While there a lot of things in the process of being an inventor you can do yourself  (and I am all for that!) – a patent attorney should always do the patent search. Some inventors try to search the database themselves, which is really not something you want to try to do. Patent attorneys are trained to know exactly how to do a search and what to look for. You definitely don’t want the patent search to be done incorrectly, and then put time and money into an application only to learn that an undiscovered patent excluded you from getting a patent in the first place.

As far as prior art searches go, note there will likely be a lot of patents related to your invention in the search results. This is to be expected, so don’t be surprised.  Remember, just because you think your idea is different or you’ve “never seen anything like it” doesn’t mean that no inventor before you ever thought in the same direction. 

3) Inventors can write their own patent. BUT…

If you’ve ever read a patent, they may be in English,  yet somehow they still sound like another language! Despite their complexity, I believe inventors should write their own patent because it will be beneficial in more ways than one:

  • It will save thousands in billable attorney hours. (Patent attorneys typically cost $300-500/hour!)
  • You will learn so much about patents from having to actually write and understand your patent and the prior art cited in your patent

Writing your patent and saving thousands in the process is totally doable, if you are willing to really dive in and do some work. A patent attorney should always proofread and edit everything, but most importantly, your patent attorney must write the claims. This is the most important part of a patent.

To write my patent application myself these three things were key:

  • I found an experienced attorney who coached me through writing much of the patent myself. She was willing to walk me through my drafts and edits. This went on for months until we were ready to submit.
  • I took out books on patenting from the local library, and read and studied them, because there were things I had to learn before I could understand the subject matter when talking to my attorney.
  • I studied the language, composition, and drawings in dozens of patents found in the prior art until I understood them.

 

If you made it this far, thank you for reading ?
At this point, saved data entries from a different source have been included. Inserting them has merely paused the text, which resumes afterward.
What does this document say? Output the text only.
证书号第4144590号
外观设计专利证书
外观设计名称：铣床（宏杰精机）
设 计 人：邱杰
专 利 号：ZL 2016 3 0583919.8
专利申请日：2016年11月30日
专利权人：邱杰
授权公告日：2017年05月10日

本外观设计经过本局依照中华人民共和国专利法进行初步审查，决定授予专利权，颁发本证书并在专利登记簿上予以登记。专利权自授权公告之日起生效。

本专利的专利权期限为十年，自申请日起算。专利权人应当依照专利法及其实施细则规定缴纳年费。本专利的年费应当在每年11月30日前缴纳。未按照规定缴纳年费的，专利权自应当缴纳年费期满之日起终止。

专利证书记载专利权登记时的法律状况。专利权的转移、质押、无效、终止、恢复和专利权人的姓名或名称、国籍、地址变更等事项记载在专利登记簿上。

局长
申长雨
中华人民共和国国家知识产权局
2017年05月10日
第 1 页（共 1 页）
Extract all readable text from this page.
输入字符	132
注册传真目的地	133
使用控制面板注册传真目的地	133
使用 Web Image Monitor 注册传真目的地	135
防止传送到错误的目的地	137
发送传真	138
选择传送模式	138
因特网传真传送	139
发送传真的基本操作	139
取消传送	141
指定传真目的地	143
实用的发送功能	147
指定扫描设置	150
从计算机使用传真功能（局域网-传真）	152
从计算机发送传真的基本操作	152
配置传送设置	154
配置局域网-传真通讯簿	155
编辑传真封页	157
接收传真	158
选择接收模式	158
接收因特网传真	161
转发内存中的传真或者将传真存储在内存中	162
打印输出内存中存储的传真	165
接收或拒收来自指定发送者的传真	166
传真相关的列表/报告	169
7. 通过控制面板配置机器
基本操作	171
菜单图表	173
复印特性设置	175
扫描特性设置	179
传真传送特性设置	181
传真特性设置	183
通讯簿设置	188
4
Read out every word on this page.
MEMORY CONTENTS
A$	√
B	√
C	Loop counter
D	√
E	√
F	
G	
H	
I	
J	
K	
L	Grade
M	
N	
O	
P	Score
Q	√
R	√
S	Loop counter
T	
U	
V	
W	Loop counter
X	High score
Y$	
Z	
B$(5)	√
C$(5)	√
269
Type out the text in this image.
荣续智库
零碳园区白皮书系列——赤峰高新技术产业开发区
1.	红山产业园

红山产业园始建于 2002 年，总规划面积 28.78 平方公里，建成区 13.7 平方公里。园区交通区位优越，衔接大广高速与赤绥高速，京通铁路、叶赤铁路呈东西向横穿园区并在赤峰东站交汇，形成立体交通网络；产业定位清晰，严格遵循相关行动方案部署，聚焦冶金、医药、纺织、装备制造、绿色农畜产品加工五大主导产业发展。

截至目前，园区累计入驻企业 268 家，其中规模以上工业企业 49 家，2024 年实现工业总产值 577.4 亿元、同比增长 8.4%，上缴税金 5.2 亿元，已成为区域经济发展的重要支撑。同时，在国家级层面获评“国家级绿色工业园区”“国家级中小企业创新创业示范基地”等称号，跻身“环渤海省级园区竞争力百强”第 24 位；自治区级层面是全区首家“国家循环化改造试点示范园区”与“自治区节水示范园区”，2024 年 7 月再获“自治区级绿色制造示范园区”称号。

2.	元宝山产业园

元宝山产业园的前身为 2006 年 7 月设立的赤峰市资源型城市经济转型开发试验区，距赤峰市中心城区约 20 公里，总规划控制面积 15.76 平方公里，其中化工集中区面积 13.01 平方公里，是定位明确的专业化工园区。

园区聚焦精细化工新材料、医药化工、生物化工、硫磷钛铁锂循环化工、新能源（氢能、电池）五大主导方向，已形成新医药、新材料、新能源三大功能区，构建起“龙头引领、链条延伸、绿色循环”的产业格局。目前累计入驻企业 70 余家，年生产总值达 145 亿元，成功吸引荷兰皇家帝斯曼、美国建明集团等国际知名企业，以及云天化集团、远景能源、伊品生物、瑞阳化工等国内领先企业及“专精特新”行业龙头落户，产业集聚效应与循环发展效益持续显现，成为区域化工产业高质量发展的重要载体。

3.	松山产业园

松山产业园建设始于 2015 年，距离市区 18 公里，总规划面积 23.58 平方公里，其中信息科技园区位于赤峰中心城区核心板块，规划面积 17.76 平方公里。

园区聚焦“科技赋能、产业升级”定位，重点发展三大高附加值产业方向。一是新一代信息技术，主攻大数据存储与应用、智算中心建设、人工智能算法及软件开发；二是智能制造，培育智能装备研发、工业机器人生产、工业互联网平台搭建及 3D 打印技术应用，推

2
I plan to share more of my experiences, here on the blog so stay tuned! I have had many people who have an idea for an invention write in to the site asking me about patents and what steps to take. When I was first getting started with the process, I had a LOT of questions, and one of the things that helped me most was reading about other inventors and the process they went through. I hope this information is helpful and plan to share more!

All the best,

 

*Disclaimer* I am not an attorney and nothing in this article is meant to be legal advice. This article shares my personal experiences an inventor. Please consult an experienced Intellectual Property attorney for any legal advice regarding patents.